7 - Língua portuguesa: a) “Poesia”, de Fernando Pessoa (1888-1935); b) Grande Sertão: Veredas (1956), de João Guimarães Rosa (1908-1967)
Fernando Pessoa com a “Poesia”, distribuida na vastidão de uma personalidade mítica que vai da voz ortônima até os vários heterônimos – espelhos côncavos e convexos do poeta, sintetisa em si toda uma literatura. A aventura novecentista por uma nova linguagem poética encontra nos textos pessoanos dimensões que não permanecem somente ligadas à escritura, mas atingem a grandeza dramática da epopéia sem heróis e eventos maravilhosos, externamente até mesmo à própria linguagem. Na esteira mítica da poesia de Pessoa, ainda que quase sempre dele diferentes, podemos exaltar outros poetas portugueses e brasileiros: Mário de Sá Carneiro, Almada Negreiros, Sophia de Mello Breyner Andresen, Eugénio de Andrade, Manuel Bandeira, Cassiano Ricardo, Carlos Drummond de Andrade, João Cabral de Melo Neto.

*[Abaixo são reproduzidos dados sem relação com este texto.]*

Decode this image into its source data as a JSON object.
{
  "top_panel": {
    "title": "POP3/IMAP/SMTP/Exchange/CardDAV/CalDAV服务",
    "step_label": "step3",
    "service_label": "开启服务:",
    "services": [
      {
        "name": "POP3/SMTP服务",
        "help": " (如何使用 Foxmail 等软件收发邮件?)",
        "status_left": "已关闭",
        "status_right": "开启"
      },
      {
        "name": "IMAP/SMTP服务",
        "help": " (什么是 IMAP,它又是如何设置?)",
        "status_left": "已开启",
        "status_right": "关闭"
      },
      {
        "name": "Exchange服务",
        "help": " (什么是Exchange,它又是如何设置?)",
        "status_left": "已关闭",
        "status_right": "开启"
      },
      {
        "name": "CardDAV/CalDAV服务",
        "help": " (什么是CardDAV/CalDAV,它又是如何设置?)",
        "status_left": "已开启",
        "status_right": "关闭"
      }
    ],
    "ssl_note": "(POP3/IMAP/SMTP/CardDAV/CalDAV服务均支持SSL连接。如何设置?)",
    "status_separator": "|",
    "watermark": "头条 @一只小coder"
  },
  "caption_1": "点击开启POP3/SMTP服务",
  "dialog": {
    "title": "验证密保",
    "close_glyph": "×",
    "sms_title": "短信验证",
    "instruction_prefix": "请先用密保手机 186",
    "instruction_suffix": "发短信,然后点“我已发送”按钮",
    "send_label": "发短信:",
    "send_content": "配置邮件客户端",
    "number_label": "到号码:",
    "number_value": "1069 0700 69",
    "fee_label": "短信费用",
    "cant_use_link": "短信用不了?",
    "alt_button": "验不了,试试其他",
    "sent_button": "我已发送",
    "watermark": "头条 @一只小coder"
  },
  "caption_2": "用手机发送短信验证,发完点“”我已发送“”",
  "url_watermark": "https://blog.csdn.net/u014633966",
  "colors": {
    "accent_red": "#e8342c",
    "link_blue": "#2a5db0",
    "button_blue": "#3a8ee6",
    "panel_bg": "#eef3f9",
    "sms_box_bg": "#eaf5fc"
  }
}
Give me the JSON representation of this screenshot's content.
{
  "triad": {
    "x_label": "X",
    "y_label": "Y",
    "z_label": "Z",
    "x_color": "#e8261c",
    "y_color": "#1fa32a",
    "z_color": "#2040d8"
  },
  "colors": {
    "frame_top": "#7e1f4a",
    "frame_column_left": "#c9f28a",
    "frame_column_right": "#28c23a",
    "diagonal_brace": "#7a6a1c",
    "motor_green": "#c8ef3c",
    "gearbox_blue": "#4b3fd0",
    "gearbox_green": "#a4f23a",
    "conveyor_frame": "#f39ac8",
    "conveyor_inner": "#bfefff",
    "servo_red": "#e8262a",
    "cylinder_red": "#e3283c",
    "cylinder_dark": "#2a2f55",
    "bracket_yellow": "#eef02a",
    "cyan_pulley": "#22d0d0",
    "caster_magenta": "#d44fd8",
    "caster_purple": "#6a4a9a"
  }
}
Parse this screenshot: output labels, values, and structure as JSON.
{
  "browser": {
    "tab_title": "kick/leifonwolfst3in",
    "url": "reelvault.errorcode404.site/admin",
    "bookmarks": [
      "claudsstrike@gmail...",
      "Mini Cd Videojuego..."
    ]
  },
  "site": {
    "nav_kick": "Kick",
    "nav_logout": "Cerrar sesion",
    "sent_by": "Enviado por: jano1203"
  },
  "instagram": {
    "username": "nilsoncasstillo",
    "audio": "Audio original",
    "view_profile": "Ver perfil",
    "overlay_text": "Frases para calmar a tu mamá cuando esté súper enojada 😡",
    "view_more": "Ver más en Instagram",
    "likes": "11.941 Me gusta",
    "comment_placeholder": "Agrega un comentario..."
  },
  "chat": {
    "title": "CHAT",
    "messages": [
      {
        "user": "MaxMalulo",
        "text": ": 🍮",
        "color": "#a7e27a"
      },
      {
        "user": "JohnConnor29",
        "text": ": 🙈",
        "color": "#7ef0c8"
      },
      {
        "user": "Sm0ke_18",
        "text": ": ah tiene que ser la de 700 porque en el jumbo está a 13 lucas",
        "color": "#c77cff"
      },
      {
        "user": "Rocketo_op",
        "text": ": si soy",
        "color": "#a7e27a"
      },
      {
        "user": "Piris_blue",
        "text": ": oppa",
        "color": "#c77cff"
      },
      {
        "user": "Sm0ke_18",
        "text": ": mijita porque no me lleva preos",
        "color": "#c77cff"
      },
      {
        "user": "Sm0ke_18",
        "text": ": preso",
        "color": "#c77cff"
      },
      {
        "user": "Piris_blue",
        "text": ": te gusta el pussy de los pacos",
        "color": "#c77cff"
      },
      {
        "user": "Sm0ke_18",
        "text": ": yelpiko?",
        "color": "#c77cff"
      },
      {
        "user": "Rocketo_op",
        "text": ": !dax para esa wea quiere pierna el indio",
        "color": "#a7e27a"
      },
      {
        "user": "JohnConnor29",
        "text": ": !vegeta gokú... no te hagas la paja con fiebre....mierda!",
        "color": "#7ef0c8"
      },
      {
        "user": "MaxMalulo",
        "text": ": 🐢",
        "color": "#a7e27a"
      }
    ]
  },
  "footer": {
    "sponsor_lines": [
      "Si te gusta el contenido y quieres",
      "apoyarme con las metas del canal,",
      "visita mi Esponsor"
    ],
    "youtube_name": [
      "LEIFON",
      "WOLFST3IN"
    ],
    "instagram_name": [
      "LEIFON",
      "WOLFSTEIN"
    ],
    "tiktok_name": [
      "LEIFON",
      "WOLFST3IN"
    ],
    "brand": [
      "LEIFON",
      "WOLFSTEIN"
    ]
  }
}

Grande Sertão: Veredas, de Guimarães Rosa, é a obra-prima da narrativa brasiliana contemporânea e um dos maiores produtos da língua portuguesa. Sendo o romance da linguagem na mais ampla dimensão do conceito, é também o romance de uma humanidade – os habitantes do “sertão“, gente da imensidade espacial do interior do Brasil – que, ainda que confinada na dimensão do regional, assume aquela do universal. Romance de amor e epopéia do homem em confronto com um mundo duro e difícil, Grande Sertão rompe as barreiras antes existentes entre prosa e poesia, facendo-se história. A moderna lição rosiana nos indica sobre a existência de outros grandes narradores de língua portuguesa do séc. XX: Euclides da Cunha, Aquilino Ribeiro, Raul Brandão, Adelino de Magalhães, Mário de Andrade, Miguel Torga, Graciliano Ramos, Jorge Amado,Adonias Filho, José Cardoso Pires, José Saramago.